When DC is applied to a pipeline in the same manner as in cathodic protection, a voltage gradient is established in the ground due to the passage of current through the resistive soil to the bare steel exposed at a coating fault.

The voltage gradient becomes larger and more concentrated the greater the current flowing and the closer you are to a coating fault location. In general, the larger the fault, the greater the current flow and hence bigger the voltage gradient.

The DC voltage gradient method uses a sensitive milli-volt meter, to indicate the potential difference between two copper/copper sulphate half cells placed in the soil in the voltage gradient at ground level. If spaced two metres apart in a voltage gradient, one half cell will adopt a more positive potential than the other, which thus enables the size of the gradient and direction of the current flow causing the voltage gradient to be established.
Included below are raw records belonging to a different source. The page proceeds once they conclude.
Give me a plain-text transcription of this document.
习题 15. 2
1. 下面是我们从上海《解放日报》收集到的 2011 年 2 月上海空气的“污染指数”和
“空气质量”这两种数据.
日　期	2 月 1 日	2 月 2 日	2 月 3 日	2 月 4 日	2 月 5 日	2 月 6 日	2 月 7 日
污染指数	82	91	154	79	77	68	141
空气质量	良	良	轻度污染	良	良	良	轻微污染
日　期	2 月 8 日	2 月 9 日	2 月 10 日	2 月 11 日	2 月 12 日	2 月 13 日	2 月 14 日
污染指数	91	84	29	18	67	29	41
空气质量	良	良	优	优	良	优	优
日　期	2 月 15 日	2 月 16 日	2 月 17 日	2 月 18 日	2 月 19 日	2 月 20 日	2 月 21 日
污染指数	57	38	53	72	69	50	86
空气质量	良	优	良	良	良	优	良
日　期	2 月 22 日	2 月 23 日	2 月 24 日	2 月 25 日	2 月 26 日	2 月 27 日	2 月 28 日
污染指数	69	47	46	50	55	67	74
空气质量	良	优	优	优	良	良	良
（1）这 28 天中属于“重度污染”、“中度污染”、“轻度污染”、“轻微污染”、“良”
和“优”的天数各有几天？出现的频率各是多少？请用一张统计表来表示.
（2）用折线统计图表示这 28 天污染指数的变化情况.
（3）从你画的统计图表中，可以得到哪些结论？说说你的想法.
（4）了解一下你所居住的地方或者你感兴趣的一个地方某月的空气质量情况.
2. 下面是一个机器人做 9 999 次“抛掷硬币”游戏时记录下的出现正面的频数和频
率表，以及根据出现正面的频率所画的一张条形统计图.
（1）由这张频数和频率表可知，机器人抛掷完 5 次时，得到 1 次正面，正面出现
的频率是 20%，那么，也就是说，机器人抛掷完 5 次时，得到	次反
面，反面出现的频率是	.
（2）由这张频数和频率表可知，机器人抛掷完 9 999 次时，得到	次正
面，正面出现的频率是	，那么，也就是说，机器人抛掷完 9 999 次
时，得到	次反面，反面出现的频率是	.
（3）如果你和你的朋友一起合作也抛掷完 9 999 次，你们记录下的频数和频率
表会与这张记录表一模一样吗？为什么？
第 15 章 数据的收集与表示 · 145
To make it easier to interpret and to separate what is being monitored from other DC sources such as long line cells, tellurics, other CP systems, etc., in the DC Voltage Gradient Technique, the asymmetrical DC signal impressed onto the pipeline is switched ON and OFF at the rate of 0.45 seconds ON, 0.8 seconds OFF. The DC signal can be impressed on top of existing CP systems or the pipeline CP Transformer Rectifiers (T/R) can be switched by using a special interrupter inserted into the negative lead from the Transformer Rectifier.

The DC signal can even be injected at a test post using batteries or a portable DC generator and temporary ground bed.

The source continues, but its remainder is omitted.